Lasagna Stuffed Spaghetti Squash


Lasagna Stuffed Spaghetti Squash

Everyone on Facebook seems to adore spaghetti squash. I have tried so hard to like it. I made it a few times, but have just not been in love. It doesn't stop me from continuing to try it though. I saw something about Lasagna Stuff Spaghetti Squash and thought I'd give it another try. I scoured the Internet and finally decided on this recipe. I changed things up a bit though. Instead of a 1/4 lb of chicken sausage, I used 12 ounces. Instead of using 20 ounces of ground turkey, I used 16 ounces. I skipped the onion because I forgot to buy one. I used a 25ish ounce can of crushed tomatoes. I don't remember exactly how many ounces it was. I skipped the red pepper flakes. I think I used full fat cheese for all of the cheeses, but I might have used a reduced fat cottage cheese. I can't remember since it's been about a week since I made it.

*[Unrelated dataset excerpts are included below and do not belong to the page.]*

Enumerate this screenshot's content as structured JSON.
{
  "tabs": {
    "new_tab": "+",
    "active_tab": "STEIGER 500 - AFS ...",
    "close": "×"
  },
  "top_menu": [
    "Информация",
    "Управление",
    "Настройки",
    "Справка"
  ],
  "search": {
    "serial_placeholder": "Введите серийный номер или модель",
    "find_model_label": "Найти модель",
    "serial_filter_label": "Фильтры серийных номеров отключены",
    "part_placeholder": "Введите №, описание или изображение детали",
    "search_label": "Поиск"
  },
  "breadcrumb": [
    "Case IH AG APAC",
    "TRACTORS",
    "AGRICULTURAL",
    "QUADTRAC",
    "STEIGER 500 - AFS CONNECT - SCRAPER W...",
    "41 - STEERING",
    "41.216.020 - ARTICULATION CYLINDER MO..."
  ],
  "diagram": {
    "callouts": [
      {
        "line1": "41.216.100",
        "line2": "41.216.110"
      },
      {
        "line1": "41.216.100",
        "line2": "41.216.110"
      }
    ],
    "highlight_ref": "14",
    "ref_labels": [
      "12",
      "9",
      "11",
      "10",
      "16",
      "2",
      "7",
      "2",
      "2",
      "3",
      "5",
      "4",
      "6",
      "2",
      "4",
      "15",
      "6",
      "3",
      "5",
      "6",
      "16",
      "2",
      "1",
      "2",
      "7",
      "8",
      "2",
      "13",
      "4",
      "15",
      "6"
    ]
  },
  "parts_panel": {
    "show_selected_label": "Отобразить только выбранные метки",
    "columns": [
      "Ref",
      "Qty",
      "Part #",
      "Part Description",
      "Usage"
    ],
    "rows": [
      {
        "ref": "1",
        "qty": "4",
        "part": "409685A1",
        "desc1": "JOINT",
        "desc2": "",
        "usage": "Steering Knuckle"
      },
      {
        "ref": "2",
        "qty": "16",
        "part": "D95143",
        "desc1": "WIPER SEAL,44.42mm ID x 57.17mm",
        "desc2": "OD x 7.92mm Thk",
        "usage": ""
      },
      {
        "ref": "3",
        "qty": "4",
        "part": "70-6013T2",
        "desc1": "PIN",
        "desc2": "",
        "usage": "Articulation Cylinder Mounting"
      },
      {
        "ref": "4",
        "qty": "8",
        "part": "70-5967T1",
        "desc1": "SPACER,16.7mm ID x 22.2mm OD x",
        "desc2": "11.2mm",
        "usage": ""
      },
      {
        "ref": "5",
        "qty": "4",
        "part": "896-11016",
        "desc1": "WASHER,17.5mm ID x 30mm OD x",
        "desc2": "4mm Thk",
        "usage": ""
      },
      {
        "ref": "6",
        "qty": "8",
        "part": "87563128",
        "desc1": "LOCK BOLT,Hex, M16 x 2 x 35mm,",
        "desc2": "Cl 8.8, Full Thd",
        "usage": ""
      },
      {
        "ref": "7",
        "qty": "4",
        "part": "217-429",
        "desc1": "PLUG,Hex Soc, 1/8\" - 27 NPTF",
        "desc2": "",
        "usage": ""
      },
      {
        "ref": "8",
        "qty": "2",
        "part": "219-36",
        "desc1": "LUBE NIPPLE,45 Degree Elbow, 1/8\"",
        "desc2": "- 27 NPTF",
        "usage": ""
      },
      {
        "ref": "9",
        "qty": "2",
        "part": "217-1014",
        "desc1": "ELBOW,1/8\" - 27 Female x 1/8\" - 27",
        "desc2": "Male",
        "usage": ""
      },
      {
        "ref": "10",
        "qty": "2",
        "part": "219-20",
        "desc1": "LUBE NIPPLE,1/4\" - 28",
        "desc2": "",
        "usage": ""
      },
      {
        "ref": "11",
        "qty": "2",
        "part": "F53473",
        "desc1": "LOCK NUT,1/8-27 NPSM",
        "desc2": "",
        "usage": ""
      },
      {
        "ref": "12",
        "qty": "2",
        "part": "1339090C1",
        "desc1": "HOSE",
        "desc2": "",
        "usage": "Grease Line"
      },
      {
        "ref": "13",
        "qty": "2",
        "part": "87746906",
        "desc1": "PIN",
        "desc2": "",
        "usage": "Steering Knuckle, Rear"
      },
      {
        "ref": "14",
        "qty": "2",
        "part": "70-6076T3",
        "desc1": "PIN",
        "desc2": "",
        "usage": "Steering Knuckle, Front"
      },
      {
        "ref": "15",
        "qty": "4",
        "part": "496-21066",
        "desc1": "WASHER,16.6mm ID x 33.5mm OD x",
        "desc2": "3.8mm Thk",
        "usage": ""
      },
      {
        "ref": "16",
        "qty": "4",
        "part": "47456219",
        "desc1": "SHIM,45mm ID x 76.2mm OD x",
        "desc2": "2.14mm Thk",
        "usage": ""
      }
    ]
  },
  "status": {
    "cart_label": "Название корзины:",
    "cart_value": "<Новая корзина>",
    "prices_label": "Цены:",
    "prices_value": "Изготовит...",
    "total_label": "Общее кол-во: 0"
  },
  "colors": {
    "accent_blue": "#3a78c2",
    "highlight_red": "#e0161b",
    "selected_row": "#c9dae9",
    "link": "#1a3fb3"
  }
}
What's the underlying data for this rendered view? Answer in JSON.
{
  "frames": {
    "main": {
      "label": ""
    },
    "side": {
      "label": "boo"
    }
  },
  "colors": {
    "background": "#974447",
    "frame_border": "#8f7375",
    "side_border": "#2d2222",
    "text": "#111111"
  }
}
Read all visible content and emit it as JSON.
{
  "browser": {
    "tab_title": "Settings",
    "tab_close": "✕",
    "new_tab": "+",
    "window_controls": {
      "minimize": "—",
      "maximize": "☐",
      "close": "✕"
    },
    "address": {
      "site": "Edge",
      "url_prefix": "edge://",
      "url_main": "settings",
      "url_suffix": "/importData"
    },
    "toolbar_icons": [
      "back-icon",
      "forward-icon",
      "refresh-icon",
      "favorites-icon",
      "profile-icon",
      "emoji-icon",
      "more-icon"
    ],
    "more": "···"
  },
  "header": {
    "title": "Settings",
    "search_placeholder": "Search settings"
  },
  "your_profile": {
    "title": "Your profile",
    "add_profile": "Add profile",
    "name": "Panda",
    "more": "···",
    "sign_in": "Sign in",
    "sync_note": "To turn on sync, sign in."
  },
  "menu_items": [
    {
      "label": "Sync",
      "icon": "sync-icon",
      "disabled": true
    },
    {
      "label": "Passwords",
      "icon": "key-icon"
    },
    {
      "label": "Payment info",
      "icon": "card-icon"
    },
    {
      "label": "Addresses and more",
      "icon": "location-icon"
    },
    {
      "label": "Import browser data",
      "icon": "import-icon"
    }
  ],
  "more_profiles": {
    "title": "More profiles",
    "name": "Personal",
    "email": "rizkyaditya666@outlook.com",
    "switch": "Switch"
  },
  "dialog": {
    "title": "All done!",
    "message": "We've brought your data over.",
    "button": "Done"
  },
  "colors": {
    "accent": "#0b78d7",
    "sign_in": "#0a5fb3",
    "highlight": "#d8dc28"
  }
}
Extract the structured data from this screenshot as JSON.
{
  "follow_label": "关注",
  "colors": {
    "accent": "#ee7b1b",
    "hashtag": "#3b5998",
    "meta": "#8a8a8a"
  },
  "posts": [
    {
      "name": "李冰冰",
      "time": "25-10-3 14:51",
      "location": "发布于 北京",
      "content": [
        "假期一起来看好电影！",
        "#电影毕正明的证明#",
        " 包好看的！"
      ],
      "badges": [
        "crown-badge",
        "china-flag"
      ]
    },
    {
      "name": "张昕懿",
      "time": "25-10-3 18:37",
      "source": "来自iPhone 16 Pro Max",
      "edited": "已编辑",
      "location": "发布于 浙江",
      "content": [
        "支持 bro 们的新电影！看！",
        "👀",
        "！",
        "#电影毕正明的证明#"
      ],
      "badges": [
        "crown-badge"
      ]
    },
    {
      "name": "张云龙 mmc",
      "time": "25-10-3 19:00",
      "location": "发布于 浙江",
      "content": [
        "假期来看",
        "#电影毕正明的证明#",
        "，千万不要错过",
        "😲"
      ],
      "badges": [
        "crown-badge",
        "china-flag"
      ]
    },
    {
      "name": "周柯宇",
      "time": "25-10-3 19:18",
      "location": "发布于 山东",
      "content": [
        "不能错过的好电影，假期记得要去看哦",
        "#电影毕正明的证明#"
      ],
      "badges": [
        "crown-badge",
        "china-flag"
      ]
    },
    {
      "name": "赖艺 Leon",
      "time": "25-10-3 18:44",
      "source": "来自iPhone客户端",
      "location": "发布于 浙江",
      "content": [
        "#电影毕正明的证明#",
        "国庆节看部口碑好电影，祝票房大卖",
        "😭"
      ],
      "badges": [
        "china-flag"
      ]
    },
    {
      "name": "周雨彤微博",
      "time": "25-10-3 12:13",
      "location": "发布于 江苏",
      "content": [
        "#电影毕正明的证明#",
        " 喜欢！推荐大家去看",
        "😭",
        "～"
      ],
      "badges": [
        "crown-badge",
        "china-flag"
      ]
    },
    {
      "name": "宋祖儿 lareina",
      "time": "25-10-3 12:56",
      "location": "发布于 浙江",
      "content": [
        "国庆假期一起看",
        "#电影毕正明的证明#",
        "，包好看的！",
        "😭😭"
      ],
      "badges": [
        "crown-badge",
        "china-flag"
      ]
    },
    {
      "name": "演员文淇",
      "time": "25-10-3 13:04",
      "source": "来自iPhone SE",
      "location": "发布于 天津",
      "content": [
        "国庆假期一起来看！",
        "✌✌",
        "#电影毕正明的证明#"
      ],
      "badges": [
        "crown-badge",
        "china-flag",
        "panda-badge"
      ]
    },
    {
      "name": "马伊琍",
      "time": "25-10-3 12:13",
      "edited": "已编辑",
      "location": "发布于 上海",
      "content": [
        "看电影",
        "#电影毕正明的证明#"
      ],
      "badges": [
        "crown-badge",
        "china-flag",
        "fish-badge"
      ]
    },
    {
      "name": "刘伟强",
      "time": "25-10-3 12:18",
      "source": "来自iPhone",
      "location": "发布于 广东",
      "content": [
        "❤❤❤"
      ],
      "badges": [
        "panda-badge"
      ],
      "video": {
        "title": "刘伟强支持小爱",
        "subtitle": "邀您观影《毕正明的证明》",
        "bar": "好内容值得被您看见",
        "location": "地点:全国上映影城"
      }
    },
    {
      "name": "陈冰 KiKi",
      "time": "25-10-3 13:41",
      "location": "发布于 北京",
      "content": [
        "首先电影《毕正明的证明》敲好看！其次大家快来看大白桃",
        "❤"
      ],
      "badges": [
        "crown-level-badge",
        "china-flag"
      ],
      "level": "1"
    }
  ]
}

I used the small spaghetti squashes which were a lot easier to cut than the big ones I've done in the past. I think that I never cooked the squash enough in the past. This recipe said to cook it for 40-60 minutes. I cooked it for about 50. I did PiYo while the squash cooked. That's how long I cooked the big ones for and these were a lot smaller. 

The Results!

I finally found a way to like spaghetti squash. I will definitely make this again. The recipe called for two squashes, but one serving was only half of the squash. So we had left overs. I had ruined the skins of the second squash, so I mixed it up in a baking dish and made it like a baked ziti. It came out pretty good, but I added too much cheese so it was a bit soupy the second night. It was still flavorful.